Ayat memasok bahan baku limbah kerang dari kawasan Babelan, Bekasi, Jawa Barat. Biasanya tergantung pada orderan atau pesanan dari pembeli. Ayat juga menyetok limbah kerang untuk produksi tiap hari. “Kerang kita masih beli. Mentahnya itu kita ada pemasoknya dari Bekasi, daerah Babelan. Biasanya tergantung order. Kita ambil atau dikirim,”katanya.

Selama ini Ayat belum menemukan kendala berarti dalam mengolah limbah kerang, selain bahwa tak jarang barang tak laku di jual. Tapi itu bukan masalah besar. Yang penting, warganya dapat mengeksplorasi berbagai idenya. Apalagi berkreasi dengan limbah kerang dapat menjadi media efektif bagi anak muda yang putus sekolah dan pengangguran serta ibu-ibu rumah tangga dalam mengisi waktu luang. “Produk kita kan gak semua orang bisa menikmati. Dalam memasarkan produk kita ini belum maksimallah. Harapan kita bahwa dengan pekerjaan ini, ibu-ibu juga ada kegiatan. Ibu-ibu punya pekerjaan rutin dengan skal rumah tangga dengan barang-barang kualitas ekspor,”lanjut laki-laki kelahiran 12 Agustus 1964 ini.
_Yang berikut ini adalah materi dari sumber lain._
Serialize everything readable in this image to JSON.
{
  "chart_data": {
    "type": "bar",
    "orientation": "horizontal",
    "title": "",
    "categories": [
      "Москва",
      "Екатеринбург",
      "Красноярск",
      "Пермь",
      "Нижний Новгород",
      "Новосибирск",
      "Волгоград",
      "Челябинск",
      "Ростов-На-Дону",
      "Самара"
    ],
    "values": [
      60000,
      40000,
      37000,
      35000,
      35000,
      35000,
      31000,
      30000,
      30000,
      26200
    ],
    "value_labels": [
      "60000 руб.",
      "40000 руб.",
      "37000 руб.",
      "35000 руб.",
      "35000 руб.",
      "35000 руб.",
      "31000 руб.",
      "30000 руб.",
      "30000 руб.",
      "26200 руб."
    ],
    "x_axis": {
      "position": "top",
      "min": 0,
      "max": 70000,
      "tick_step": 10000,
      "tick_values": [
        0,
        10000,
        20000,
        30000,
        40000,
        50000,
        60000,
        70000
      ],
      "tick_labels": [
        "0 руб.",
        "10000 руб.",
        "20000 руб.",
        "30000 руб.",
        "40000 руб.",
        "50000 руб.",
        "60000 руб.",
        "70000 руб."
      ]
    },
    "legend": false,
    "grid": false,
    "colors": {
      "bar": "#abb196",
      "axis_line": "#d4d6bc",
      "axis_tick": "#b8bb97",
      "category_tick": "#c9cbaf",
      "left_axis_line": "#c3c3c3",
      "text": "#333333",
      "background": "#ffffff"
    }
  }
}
Hasil dari penjualan produk, menurut Ayat , sudah diperhitungkan sedari awal, sehingga tidak ada yang merasa dirugikan. “Hasilnya dibagi sama. Kita sudah ada satu rumus yang kita buat. Dari keuntungan 50%, untuk modal 25% bagi sama, 25% untuk pengeluaran tidak terduga. Memang belum banyak yang bisa mereka nikmati. Kita belum mudah memasarkan barang ini,”katanya.

Meski demikian, Ayat mengaku tetap setia pada kulit kerang. Menurutnya, yang penting bukan dari mana bahannya, tetapi menjadi apa hasilnya. Bagi Ayat, sampah bisa menjadi apa saja tergantung pada cara membuatnya. Jika dibuang, tetap akan menjadi sampah. Namun, jika dirawat, bisa lebih berguna. “Sebetulnya, pengalaman kita banyak dari pameran. Justru yang kecil-kecil laku. Souvenir cincin, kalung, gelang peminatnya lebih banyak. Kita akan terus mengembangkan kerajinan ini,”lanjut Ayat sambil memperlihatkan beberapa hasil produknya.